My friend and frequent co-author Bill Frey has issued a nice report on the Brookings site on 2018 turnout. In the report, he mines the recently released Census Current Population Survey voter supplement data to provide detailed findings on turnout and vote share in 2018 by key demographics.
By and large, the general patterns found in the Census data agree with those found in other data sources like Catalist (previously posted), even if specific levels may differ (white noncollege share, for example, is significantly lower than Cataist in the Census data).

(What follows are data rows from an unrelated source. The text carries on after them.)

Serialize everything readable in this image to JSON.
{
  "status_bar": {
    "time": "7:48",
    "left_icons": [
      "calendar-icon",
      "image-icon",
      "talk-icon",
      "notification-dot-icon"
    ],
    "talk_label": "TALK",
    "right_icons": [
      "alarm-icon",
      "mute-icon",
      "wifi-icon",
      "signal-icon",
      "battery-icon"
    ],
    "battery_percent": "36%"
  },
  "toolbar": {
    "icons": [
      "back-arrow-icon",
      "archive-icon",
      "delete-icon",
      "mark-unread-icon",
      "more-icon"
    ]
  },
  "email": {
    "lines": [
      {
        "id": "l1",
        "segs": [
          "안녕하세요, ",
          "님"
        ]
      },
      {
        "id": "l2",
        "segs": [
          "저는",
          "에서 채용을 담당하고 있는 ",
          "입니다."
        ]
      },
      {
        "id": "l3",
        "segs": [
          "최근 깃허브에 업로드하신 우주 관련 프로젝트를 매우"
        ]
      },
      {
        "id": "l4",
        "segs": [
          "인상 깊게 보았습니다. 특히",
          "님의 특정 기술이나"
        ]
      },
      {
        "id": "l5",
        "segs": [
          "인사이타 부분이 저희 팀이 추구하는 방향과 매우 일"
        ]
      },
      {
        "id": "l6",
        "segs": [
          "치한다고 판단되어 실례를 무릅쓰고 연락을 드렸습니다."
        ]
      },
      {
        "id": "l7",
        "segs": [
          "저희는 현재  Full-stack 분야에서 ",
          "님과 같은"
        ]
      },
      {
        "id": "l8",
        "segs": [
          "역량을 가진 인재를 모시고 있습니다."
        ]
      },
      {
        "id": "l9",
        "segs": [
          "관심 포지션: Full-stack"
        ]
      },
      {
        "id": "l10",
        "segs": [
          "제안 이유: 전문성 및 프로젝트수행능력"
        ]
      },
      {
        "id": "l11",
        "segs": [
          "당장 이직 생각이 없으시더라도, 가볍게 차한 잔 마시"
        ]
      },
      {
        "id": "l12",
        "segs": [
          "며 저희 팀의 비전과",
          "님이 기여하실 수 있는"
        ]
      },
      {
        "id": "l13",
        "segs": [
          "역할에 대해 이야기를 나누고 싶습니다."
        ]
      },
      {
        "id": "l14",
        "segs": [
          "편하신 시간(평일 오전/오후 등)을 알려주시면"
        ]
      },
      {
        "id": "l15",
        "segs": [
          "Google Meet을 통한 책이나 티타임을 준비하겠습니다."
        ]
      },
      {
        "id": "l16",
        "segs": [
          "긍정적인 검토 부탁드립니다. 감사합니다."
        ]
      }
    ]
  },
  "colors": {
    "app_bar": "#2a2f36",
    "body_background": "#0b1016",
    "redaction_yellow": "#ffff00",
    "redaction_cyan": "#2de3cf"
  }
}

"[T]he new data shows groups that voted Democratic last November also displayed some of the biggest increases in voter turnout. Young adults ages 18 to 29—the age group that voted most strongly Democratic—saw a rise in their turnout rate by 16 percent from 20 percent in 2014 to 36 percent in 2018. Of course, older voters, ages 65 and above, continued to display the highest voter turnout levels at 66 percent; but the bigger 2014 to 2018 increase among young adults served to narrow the young/old turnout gap.
All major racial/ethnic groups turned up at the polls in higher numbers, but the biggest gains accrued to Democratic-leaning Hispanics and Asian Americans—up 13 percent since 2014. And while white citizens, overall, exhibited higher turnout rates than other groups, both the turnout level and recent rise were highest for white college graduates—a group that, nationally, supported Democratic House of Representatives candidates in November’s election."
Frey also provides detailed tables that include turnout rates by race for every state, comparing 2014 and 2018, as well as vote share by race and white college/noncollege for every state. These tables alone are worth the price of admission!